São absurdas e numerosas contradições do Velho Testamento e a gritante incompatibilidade entre o Javé da Torá e o Jesus de Nazaré do Sermão da Montanha. Tudo começou há 27 séculos com um projeto de poder. E para compreender a total diferenciação entre o judaísmo e o cristianismo, vamos avançar até o momento em que Javé torna-se “o pai” de Jesus, segundo a tradição cristã (Trindade).

O Deuteronômio (que absolutamente não é um dos livros do Velho Testamento) senão a reinvenção dele, até então uma tradição oral e não escrita.

Jesus nasceu judeu – em região periférica da Judeia (a Galileia ficava para lá da terra dos samaritanos) – e falou aos judeus, inserido no caldo de cultura desse povo. De repente, para espanto de sua gente de Nazaré, onde era conhecido como o filho do carpinteiro José e irmão de Tiago e outros tantos, torna-se um pregador visionário e apocalíptico, que se lança contra o judaísmo estabelecido, conformista e legalista. Certamente conhecia as escrituras em hebraico, traduzidas por ocasião dos ofícios religiosos nas sinagogas da Galileia, e nada de grego ou latim.

Sobre a sua vida até os dias de pregador pouco se sabe, ou o que se soube foi suprimido, por não convir ser conhecido. Há uma curiosidade sobre a sua vida conjugal, numa época em que os judeus casavam-se muito cedo, por várias razões, incluindo as recomendações da lei (a Torá). Falava a língua da região de Aram-Damasco ou siríaco antigo, disseminado na Palestina de então. Anunciava a chegada iminente do Pai, jamais pronunciou o nome “Javé” e conclamava os “grandes” e “poderosos” a se endireitarem, pois se não o fizessem não entrariam no reino dos céus. Era mais fácil uma corda passar pelo buraco de uma agulha do que um rico de bens materiais entrar no paraíso (as péssimas e frequentes traduções dos textos bíblicos confundiam “corda” com “camelo”).
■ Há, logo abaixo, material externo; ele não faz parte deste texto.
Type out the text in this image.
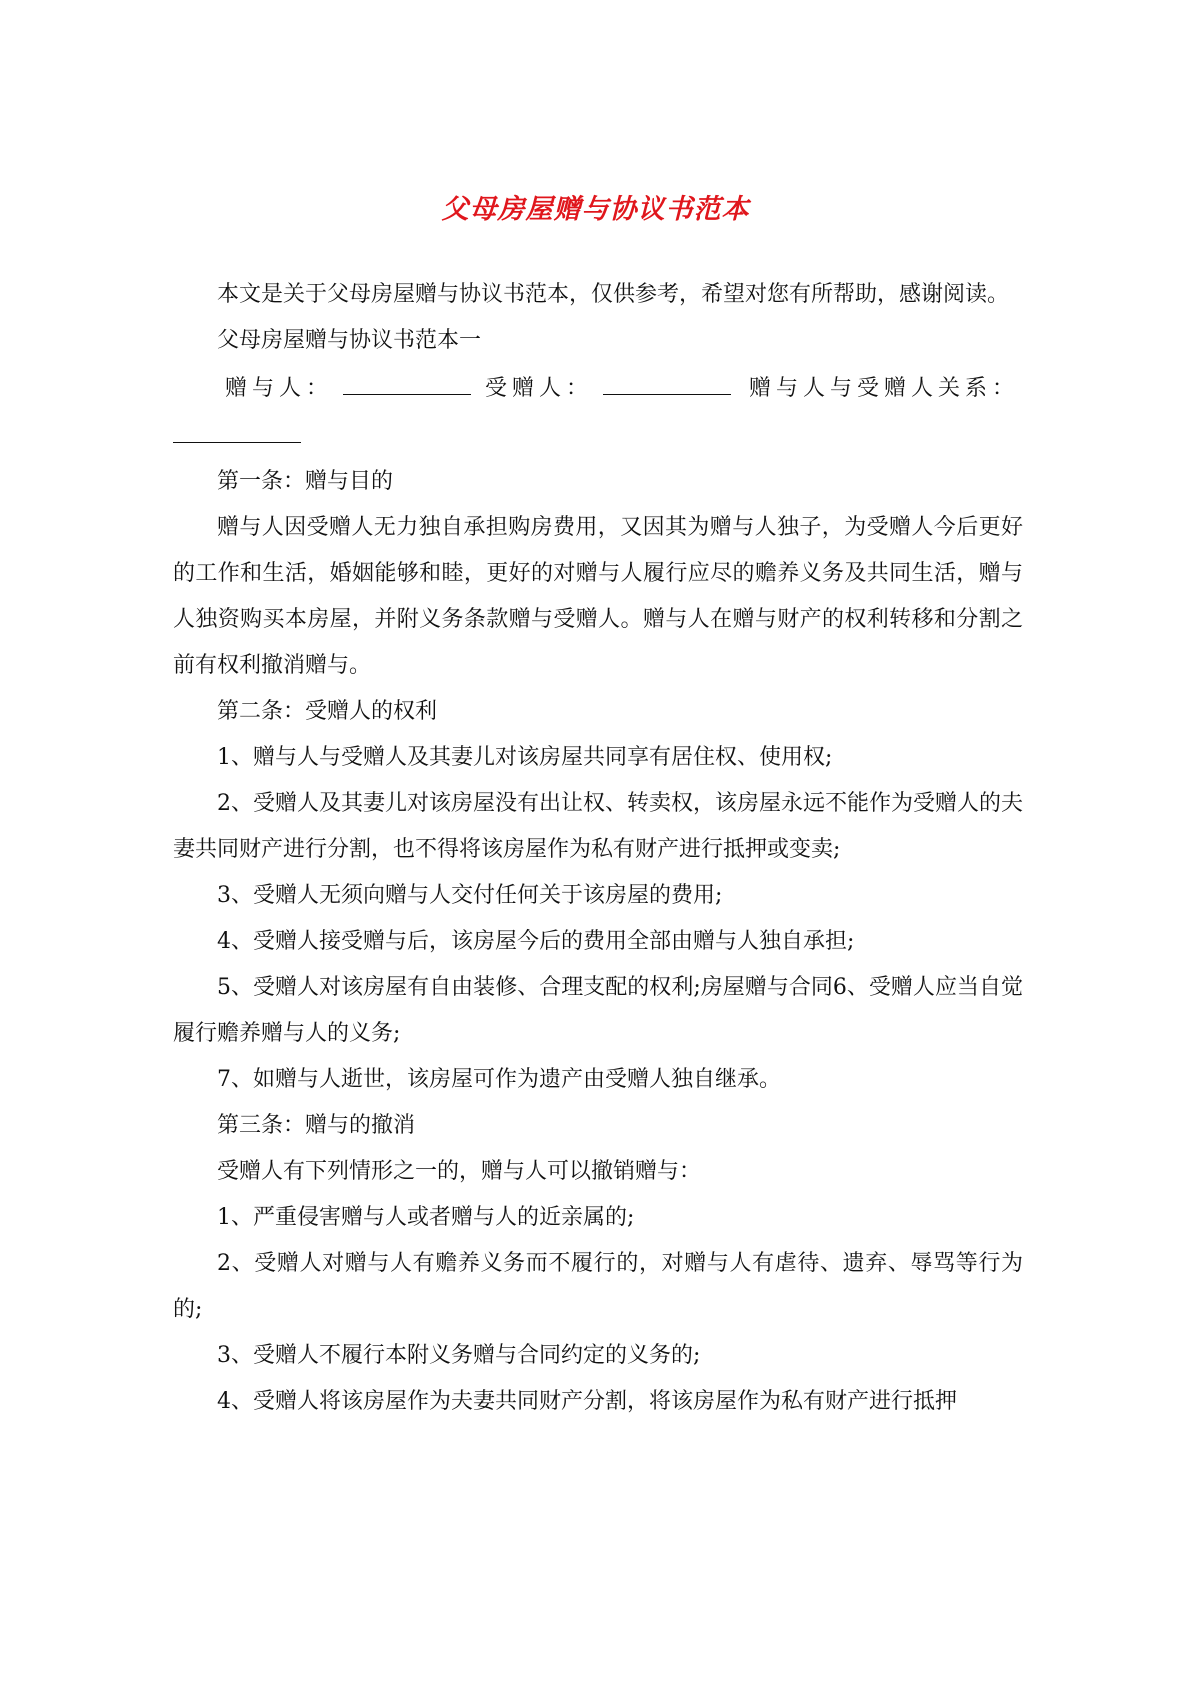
父母房屋赠与协议书范本

本文是关于父母房屋赠与协议书范本，仅供参考，希望对您有所帮助，感谢阅读。

父母房屋赠与协议书范本一

赠与人：	受赠人：	赠与人与受赠人关系：

第一条：赠与目的

赠与人因受赠人无力独自承担购房费用，又因其为赠与人独子，为受赠人今后更好的工作和生活，婚姻能够和睦，更好的对赠与人履行应尽的赡养义务及共同生活，赠与人独资购买本房屋，并附义务条款赠与受赠人。赠与人在赠与财产的权利转移和分割之前有权利撤消赠与。

第二条：受赠人的权利

1、赠与人与受赠人及其妻儿对该房屋共同享有居住权、使用权;

2、受赠人及其妻儿对该房屋没有出让权、转卖权，该房屋永远不能作为受赠人的夫妻共同财产进行分割，也不得将该房屋作为私有财产进行抵押或变卖;

3、受赠人无须向赠与人交付任何关于该房屋的费用;

4、受赠人接受赠与后，该房屋今后的费用全部由赠与人独自承担;

5、受赠人对该房屋有自由装修、合理支配的权利;房屋赠与合同6、受赠人应当自觉履行赡养赠与人的义务;

7、如赠与人逝世，该房屋可作为遗产由受赠人独自继承。

第三条：赠与的撤消

受赠人有下列情形之一的，赠与人可以撤销赠与：

1、严重侵害赠与人或者赠与人的近亲属的;

2、受赠人对赠与人有赡养义务而不履行的，对赠与人有虐待、遗弃、辱骂等行为的;

3、受赠人不履行本附义务赠与合同约定的义务的;

4、受赠人将该房屋作为夫妻共同财产分割，将该房屋作为私有财产进行抵押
Detestava as diferenças de classe social e a empáfia dos fariseus e saduceus do seu tempo. Por isso era ebionista, ou seja, era a favor dos pobres e desprotegidos, além de propugnar o abandono da riqueza, que devia ser partilhada entre todos (comunismo primitivo). A parábola do jovem rico deixa isso bem claro, assim como o Sermão da Montanha. Pedia a todos que abandonassem pai e mãe, a família, os afazeres cotidianos e o seguissem, pois, esse mundo estava prestes a acabar e logo viria o Pai e o reino dos céus com suas bem-aventuranças. A parusia!

Foi contra a lapidação das pecadoras, rebelou-se contra o shabat (o sábado foi feito para o homem e não o homem para o sábado), declarou-se contra o hábito mosaico que dava ao marido desgostoso o direito de repudiar a mulher (comumente virava pedinte ou prostituta). Foi acusado de perturbar a pax romana e os preceitos vetustos da Torá. Mas o mundo teima em existir, sem o apocalipse!